E quando il pulmino arriva a Persepolis, il farmacista milanese che viaggia con l'archeologa, dice di esserci già stato nel 1971 per le celebrazioni dei 2500 anni dell’impero persiano: l’ultimo scià, Muhammad Reza Palhavi, fece allestire un lussuoso accampamento con tende a righe bianche e azzurre come piacevano a Dario il Grande. Furono invitati ospiti da tutto il mondo e, come all’epoca degli achemenidi, «accorrevano persone da ogni dove: domestiche dalle Filippine, idraulici dalla Grecia, elettricisti dalla Norvegia, parrucchieri dalla Francia, meccanici dall’Italia e militari dagli Stati Uniti».
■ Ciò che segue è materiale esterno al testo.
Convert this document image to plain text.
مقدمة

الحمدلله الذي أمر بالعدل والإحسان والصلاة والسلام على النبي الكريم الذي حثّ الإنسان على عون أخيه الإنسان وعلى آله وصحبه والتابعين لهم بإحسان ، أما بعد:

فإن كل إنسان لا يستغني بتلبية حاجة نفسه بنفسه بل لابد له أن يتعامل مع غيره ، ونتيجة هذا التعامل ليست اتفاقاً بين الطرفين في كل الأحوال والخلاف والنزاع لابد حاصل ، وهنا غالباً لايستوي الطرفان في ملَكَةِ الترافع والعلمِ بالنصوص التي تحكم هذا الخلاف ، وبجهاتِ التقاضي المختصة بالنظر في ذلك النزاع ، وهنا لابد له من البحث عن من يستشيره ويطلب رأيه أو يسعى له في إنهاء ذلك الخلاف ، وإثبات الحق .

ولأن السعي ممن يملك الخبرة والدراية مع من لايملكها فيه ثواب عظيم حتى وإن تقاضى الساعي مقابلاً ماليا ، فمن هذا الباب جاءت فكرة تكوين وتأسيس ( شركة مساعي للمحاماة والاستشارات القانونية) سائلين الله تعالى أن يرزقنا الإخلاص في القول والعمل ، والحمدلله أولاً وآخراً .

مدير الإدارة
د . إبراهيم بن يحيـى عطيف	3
Se lo scià voleva dimostrare di essere l’erede dell’antico impero, l’attuale governo deve fare i conti con le necessità di una popolazione che ha superato i settanta milioni: ad aprile è stata inaugurata la diga di Sivand, indispensabile per rendere fertile un’ampia area ma pretesto per un’accesa contestazione della diaspora negli Usa e degli studenti a Teheran. “La diga è situata a circa 20 chilometri da Pasargade. Prima di aprire la diga il Centro iraniano per le ricerche archeologiche ha incaricato varie missioni di condurre approfondite campagne di scavo e atteso che noi studiosi, dopo avere documentato i resti, dessimo il nostro consenso all’allagamento dell'area”, spiega Pier-francesco Callieri, professore di Archeologia e storia dell’arte iranica all’Università di Bologna. Co-direttore della missione italo-iraniana, osserva: «Ne è uscito un quadro interessante ma nessun sito di enorme valore. Non vi saranno ripercussioni sui siti importanti, nemmeno in termini di umidità perché distano cinque chilometri e di mezzo c’è una gola molto stretta. La Strada reale passava sì da Pasargade a Persepolis ma, secondo quanto scoperto recentemente da una missione franco-iraniana, non le appartengono i tratti scavati nella roccia: sono parte di un sistema di canalizzazioni di una regione un tempo fertile e comunque non verranno sommersi».